Japan’s economy fell into technical recession this year, after it’s GDP fell in two consecutive quarters. The data don’t look pretty: GDP contracted a full 3.5% in the second and third quarters of the year. It’s the fifth recession in 15 years, and many analysts expect it to continue into the fourth quarter.
However, Nomura economists believe that the downturn this year could be a sign of good things to come next year. These expectations are based on three assumptions.
First, opposition leader Shinzo Abe is leading by a significant margin (paywall) ahead of parliamentary elections next week. Abe has been a vocal supporter of unlimited monetary easing and fiscal stimulus, and Nomura (among other investment bank and research firms) expects that the Japanese central bank will take action to ease policy further early next year.
These easing and stimulus policies will make goods even cheaper. As the chart above shows, Japan has experienced significant deflation since the financial crisis. That means its exports are cheaper than they were a few years ago. So, should China and the US begin to recover, optimists expect they will increasingly buy Japanese goods.

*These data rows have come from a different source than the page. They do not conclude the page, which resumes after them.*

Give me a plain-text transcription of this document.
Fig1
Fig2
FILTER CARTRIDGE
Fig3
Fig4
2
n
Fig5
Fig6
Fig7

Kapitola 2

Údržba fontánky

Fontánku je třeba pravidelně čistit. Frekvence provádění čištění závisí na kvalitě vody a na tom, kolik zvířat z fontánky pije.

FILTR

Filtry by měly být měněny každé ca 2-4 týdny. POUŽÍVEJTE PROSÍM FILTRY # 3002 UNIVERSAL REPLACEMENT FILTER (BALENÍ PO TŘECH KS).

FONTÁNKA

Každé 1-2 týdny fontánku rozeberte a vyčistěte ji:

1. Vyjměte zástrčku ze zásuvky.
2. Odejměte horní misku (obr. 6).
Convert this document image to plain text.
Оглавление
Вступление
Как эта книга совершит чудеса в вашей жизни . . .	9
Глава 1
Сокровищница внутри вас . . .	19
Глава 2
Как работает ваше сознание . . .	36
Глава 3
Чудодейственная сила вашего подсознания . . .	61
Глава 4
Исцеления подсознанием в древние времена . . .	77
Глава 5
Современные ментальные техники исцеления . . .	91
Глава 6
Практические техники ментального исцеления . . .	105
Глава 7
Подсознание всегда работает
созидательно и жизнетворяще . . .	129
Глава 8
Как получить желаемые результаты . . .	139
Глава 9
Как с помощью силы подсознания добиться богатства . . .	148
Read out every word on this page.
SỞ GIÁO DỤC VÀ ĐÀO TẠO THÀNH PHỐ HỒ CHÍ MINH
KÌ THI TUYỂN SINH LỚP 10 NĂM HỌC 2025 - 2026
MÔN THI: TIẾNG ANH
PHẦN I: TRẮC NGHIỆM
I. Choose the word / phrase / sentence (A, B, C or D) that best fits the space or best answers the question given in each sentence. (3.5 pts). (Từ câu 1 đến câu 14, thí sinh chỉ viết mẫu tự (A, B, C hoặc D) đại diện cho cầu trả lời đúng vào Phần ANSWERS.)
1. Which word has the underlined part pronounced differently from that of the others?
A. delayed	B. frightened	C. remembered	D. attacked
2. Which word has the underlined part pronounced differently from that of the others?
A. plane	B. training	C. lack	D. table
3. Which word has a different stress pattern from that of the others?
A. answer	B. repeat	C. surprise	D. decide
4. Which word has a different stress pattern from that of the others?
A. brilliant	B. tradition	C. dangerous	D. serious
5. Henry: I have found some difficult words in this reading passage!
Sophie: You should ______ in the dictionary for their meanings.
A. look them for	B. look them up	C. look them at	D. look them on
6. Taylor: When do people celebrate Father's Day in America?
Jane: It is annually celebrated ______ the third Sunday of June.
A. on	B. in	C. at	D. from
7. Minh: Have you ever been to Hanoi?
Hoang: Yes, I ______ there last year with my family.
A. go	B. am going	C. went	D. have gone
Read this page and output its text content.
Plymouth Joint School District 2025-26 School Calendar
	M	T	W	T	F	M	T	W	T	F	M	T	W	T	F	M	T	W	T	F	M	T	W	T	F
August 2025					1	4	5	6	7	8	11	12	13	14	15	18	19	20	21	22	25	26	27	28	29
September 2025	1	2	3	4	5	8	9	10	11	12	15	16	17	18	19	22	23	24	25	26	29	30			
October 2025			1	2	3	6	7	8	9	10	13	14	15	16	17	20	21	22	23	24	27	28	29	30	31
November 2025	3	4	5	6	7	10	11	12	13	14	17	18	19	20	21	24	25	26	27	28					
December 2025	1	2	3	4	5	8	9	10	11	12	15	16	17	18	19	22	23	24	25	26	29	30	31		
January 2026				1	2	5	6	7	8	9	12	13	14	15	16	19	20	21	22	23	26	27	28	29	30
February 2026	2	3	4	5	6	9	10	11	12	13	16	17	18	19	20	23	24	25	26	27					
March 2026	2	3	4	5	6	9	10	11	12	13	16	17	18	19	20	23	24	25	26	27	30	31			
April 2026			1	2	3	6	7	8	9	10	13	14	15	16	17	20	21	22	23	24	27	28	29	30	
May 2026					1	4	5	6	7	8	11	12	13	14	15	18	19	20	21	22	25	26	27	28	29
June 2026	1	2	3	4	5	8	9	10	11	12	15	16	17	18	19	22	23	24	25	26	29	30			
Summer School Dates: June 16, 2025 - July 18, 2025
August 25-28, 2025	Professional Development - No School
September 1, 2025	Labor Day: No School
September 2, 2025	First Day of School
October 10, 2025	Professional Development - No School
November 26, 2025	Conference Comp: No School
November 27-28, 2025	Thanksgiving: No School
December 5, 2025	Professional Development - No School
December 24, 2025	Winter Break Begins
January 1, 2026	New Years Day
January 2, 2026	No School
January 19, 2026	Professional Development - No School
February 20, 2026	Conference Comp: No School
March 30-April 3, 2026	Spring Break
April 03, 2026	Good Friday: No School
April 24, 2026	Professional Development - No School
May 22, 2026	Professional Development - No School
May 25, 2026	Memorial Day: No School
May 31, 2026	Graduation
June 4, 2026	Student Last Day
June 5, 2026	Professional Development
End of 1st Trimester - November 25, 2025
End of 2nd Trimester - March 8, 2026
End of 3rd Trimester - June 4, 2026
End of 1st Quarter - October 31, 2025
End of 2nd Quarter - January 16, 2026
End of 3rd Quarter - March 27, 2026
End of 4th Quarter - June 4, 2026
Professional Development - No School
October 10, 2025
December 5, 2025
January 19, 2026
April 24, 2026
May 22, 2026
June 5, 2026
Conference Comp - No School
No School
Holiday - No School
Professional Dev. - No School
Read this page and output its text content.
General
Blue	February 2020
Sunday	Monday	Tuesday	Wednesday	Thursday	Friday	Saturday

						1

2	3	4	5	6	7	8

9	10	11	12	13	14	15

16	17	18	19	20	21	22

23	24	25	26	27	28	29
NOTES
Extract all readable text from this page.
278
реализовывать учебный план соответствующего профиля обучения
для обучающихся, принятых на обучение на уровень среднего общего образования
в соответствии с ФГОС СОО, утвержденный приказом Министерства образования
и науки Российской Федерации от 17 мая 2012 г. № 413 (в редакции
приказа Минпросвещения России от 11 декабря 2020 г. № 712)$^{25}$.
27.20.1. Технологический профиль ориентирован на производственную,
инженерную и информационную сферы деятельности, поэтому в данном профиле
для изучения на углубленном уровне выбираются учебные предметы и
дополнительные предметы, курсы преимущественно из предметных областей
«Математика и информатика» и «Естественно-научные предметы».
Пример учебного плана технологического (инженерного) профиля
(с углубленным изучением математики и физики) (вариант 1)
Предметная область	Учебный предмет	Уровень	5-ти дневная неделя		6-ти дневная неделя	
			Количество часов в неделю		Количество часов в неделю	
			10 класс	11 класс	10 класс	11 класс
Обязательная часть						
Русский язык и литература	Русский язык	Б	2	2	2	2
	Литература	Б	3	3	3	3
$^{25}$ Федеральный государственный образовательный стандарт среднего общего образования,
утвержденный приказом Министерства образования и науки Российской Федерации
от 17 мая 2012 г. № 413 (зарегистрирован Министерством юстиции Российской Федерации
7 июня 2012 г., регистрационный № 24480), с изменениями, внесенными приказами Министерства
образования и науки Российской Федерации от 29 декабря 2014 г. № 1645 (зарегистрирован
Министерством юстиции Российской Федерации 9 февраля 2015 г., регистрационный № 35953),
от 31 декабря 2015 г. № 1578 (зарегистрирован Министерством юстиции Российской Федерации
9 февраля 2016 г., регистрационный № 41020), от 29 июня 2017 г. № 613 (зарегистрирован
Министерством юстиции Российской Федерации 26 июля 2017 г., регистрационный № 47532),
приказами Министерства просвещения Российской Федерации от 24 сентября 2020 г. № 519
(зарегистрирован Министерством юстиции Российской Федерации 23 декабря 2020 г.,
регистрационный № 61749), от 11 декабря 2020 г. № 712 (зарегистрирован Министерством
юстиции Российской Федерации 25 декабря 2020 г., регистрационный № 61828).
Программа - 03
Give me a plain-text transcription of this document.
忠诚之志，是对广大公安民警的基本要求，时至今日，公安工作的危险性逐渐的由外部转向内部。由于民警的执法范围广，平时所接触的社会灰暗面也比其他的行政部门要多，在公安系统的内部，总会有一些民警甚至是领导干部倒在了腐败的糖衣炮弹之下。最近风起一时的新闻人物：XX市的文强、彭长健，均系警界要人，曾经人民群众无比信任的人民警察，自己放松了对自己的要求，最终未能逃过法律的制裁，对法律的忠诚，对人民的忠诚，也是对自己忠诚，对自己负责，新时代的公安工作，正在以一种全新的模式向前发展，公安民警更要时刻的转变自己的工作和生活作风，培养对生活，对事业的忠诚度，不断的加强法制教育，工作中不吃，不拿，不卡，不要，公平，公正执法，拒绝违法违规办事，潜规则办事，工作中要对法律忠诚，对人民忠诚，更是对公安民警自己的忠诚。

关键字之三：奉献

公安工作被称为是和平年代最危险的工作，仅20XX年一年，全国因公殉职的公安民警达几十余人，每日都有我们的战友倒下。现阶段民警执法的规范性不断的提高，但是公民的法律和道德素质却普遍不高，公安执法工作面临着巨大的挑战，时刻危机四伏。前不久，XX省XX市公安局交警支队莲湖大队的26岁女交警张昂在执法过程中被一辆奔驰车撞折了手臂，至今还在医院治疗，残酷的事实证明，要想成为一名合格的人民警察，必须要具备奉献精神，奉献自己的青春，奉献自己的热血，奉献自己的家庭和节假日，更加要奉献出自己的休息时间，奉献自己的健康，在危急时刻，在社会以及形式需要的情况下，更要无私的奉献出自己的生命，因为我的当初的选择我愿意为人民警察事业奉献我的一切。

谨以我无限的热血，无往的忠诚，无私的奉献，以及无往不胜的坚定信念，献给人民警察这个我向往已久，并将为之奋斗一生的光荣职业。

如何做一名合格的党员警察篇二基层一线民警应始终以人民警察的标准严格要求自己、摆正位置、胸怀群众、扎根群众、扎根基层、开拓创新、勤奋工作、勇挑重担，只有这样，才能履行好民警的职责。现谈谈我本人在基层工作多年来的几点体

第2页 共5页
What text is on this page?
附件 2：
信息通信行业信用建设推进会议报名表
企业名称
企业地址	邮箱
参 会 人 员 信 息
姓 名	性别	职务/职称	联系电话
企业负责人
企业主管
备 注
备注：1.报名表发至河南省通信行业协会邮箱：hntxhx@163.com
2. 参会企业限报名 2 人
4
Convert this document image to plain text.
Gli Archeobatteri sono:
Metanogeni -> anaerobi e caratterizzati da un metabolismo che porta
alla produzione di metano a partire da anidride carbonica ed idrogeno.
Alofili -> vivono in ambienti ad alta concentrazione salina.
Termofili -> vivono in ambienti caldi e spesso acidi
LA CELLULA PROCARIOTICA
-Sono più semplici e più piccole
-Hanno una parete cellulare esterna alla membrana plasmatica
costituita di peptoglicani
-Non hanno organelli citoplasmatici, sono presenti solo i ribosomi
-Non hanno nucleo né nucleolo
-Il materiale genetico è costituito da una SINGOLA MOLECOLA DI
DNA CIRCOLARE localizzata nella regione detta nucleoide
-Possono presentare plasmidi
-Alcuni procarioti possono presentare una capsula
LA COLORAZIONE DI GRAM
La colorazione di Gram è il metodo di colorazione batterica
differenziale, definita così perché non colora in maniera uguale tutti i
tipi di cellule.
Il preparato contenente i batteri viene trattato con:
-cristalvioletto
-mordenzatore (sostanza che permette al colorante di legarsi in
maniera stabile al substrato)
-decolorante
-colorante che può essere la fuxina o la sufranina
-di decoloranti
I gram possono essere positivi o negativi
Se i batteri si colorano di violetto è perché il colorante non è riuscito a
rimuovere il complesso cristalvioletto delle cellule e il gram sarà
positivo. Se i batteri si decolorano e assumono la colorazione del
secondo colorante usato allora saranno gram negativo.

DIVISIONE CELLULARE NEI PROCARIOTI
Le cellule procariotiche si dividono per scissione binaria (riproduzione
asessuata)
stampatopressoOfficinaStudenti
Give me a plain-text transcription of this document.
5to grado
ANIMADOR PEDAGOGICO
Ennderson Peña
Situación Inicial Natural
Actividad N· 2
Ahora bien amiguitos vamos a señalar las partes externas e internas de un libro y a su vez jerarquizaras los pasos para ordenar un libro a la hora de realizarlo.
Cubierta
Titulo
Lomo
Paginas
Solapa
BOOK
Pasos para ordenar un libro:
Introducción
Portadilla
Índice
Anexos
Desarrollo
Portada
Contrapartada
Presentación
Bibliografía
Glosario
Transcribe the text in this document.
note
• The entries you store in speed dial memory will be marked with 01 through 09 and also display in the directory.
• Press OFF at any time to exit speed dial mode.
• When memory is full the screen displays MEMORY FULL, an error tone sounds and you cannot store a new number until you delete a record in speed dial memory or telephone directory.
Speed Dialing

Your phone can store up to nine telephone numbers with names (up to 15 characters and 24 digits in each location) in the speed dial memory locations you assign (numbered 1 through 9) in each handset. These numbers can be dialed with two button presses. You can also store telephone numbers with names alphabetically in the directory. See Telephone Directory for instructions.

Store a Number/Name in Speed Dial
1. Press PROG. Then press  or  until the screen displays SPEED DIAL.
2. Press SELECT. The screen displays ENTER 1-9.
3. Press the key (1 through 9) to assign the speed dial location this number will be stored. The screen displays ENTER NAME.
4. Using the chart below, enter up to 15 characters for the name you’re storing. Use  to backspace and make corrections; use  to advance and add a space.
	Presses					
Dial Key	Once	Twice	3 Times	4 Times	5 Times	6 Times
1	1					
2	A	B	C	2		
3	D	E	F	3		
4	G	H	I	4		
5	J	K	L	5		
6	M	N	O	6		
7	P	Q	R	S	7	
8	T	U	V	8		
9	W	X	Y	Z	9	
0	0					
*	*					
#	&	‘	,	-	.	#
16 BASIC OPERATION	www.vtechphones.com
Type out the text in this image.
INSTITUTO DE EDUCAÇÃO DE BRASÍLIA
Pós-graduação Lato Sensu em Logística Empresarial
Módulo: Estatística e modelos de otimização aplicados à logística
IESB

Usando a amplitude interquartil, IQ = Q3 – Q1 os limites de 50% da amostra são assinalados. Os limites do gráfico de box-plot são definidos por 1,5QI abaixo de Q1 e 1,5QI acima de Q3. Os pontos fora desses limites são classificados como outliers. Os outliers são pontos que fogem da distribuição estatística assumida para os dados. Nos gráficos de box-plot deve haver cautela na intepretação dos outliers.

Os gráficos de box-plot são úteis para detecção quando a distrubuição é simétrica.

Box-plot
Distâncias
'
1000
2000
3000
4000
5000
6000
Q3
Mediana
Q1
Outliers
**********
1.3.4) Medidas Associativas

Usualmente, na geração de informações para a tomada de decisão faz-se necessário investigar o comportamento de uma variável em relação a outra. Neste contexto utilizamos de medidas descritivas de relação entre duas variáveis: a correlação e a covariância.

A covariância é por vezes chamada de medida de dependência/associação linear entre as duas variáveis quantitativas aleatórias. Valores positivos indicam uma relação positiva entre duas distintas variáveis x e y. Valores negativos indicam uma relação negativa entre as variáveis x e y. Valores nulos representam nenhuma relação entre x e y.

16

In their 2013 outlook, Nomura analysts led by Tomo Kinoshita write:
We expect the export recovery in Japan to stimulate private investment and also domestic demand, allowing overall growth to return to positive territory from Q1 onwards. By mid-2013, Japan’s export growth is likely to gain further strength as we expect growth in the US to pick up in H2 2013. This recovery process should also be supported by yen depreciation against the US dollar to 88 JPY/USD at end-2013.
These assumptions might not materialize, but if they do, China and the US could help put the wind back in Japanese sails, and pull it out of economic doldrums that it has spent years trying to escape.